I use a belt sander (cheap Ferm from screwfix) it's good for rough stuff and removing material on rough sawn. I've just cleaned up some purlins in my loft conversion with it. The Orbital sander I use (expensive Bosch one)  is great for keying for paint and normal varnishing jobs around the house, followed by wire wooling.  

But I always turn to a blade when I want to get a good finish. I haven't got a proper cabinet scraper I would buy one if I ever thought ahead. Instead I resharpen a planer blade with a bur. It's fantastic on end grain but with no flexibilitycan leave tramlimes on wider pieces.

I try and photo a sample or two.

Thread: Designs for up to spec box sliding sash
04/03/2008 15:11:00

Hi There,

I'm new to the forum and only found the site today but I like what I see and think I've found some kindred spirits.

I've been searching everywhere I find on the internet for designs of box sliding sash windows with double glazing and weather seals. I've grasped all the basic principles but am a bit stuck when it comes to the details. I think its down to the finer details that will make a good performing, long lasting window.

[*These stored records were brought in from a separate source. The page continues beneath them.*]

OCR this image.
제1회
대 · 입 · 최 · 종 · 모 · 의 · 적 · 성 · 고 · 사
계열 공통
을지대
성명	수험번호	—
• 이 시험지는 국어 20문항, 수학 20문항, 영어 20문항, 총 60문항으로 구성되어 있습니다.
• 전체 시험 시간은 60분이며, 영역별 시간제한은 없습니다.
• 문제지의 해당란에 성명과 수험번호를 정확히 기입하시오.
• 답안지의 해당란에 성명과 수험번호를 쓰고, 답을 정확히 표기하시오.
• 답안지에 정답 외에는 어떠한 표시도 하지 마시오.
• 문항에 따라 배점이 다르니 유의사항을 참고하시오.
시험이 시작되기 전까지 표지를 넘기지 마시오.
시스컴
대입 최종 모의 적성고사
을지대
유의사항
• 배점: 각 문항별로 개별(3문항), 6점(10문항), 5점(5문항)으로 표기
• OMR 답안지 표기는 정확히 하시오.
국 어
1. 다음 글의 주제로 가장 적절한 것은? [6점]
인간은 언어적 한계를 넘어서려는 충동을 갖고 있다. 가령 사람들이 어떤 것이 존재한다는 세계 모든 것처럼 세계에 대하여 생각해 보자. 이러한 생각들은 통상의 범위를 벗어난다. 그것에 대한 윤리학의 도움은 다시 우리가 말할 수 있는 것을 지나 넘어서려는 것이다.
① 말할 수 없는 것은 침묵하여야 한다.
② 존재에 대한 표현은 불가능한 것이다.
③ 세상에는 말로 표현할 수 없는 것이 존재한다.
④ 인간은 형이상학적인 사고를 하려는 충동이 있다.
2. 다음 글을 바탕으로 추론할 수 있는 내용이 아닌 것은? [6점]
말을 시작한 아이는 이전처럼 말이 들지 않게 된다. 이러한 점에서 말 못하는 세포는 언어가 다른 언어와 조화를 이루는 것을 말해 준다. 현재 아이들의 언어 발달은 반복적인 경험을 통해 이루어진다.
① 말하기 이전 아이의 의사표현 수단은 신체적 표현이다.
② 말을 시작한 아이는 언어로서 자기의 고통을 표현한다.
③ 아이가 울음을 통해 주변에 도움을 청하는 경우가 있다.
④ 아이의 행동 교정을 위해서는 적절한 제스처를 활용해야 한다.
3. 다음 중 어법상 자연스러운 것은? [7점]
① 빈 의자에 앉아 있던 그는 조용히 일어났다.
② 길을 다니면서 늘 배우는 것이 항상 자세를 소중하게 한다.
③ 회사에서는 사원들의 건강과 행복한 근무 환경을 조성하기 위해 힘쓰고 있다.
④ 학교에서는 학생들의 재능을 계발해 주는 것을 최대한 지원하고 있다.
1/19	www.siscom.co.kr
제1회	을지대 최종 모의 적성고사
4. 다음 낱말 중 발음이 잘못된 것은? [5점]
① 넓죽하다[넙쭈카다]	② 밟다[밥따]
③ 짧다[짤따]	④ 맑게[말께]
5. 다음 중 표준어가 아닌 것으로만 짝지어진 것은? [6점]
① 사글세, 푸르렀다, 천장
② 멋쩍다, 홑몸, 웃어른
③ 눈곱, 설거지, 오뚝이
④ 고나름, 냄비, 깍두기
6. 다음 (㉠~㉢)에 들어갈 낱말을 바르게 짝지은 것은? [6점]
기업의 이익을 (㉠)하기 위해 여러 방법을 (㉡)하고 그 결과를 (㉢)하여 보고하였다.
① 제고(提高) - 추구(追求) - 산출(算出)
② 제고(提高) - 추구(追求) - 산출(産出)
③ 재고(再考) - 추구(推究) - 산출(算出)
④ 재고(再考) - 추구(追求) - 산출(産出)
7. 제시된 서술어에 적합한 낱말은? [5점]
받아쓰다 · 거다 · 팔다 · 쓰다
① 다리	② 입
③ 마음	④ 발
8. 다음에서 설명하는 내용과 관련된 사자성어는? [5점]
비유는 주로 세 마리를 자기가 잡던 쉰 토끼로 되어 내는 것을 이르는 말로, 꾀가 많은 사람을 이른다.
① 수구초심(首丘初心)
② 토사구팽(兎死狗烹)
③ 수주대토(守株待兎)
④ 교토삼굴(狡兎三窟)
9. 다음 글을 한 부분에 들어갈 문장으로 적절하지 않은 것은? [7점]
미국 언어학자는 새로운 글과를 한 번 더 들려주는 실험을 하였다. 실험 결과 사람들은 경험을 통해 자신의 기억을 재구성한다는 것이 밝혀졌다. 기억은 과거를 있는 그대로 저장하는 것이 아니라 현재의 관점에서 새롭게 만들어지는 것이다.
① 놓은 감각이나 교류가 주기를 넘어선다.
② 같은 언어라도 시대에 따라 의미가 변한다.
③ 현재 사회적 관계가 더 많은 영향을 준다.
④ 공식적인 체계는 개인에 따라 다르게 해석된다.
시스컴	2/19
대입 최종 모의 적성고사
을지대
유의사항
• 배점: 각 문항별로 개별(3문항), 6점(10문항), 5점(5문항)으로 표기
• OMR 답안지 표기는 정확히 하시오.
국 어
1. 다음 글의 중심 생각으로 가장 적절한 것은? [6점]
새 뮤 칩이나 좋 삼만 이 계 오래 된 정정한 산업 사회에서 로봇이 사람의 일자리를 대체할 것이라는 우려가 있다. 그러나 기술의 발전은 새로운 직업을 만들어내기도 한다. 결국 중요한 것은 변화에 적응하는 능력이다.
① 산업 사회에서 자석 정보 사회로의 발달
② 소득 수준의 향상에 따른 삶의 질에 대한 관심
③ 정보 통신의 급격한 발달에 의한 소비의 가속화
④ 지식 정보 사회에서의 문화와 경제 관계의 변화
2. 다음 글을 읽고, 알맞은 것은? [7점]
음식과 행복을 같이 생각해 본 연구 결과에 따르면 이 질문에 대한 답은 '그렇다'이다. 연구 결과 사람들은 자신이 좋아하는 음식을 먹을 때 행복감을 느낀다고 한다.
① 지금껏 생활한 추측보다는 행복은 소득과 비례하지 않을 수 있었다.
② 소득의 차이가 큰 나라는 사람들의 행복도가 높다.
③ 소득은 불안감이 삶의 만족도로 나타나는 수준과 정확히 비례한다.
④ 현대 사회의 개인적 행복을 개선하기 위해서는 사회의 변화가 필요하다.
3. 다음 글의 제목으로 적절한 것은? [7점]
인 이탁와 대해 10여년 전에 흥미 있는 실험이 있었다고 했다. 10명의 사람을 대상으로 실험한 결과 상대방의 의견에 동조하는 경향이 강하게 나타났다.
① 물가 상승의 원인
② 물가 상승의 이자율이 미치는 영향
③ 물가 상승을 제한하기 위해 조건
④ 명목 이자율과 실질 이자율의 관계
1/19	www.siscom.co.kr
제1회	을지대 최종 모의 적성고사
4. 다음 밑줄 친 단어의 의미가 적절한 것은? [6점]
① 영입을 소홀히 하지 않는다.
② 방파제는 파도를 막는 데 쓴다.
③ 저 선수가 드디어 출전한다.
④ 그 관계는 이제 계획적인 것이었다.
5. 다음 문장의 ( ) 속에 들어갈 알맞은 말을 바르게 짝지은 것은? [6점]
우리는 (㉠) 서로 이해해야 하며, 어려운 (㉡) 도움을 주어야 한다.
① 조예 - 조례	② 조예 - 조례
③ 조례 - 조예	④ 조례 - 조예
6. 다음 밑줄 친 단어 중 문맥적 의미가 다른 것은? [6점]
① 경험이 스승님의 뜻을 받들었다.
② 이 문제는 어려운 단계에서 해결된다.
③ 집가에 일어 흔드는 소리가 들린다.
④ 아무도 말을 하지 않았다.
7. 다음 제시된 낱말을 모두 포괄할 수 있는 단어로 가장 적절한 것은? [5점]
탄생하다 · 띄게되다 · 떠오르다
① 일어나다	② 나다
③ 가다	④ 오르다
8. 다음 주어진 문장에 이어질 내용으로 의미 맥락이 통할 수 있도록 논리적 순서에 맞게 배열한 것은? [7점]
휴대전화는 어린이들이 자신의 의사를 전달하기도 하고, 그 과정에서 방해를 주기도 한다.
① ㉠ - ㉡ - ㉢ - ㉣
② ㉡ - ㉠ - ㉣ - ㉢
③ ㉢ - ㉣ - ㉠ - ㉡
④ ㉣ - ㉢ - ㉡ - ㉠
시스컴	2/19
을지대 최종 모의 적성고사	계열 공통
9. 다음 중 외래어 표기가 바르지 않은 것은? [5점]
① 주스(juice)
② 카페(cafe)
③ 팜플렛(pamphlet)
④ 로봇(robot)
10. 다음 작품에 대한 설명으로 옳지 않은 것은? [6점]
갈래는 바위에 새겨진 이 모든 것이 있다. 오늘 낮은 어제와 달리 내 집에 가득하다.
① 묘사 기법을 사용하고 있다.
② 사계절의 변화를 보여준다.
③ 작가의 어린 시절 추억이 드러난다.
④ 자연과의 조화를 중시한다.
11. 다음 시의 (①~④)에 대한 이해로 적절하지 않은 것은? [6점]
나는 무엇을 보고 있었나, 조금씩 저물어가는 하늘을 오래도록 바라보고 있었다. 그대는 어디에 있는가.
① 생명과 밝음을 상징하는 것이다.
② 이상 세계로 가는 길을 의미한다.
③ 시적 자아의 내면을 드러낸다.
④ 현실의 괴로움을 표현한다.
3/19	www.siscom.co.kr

Lots of what I see on the web is designed for ease of machining based manufacture and often with little regard to how the wood will perform best. I'm thinking mainly of joint design and details to avoid water ingress and pooling. I'm also stuck on, what are the best weather/draught seals, do brushes hold moisture?, are plastic lip seals effective, should I go for stepped meeting rails or wedge type? What clearences should I leave for the seals?

I think I should be able to make each window for around £200 material cost whereas buying them would be around £1000. With 8 to make I've got a big saving that I could spend on tooling up although I can't imagine needing more than a router table.

Has anyone had experince in this area? Do you know where I could get hold of plans? Are there any books with this kind of detail?

Thanks for any help you give.

PS. I'll have to post some pictures of my 15 ft home made pole/router lathe. Proper bodge job.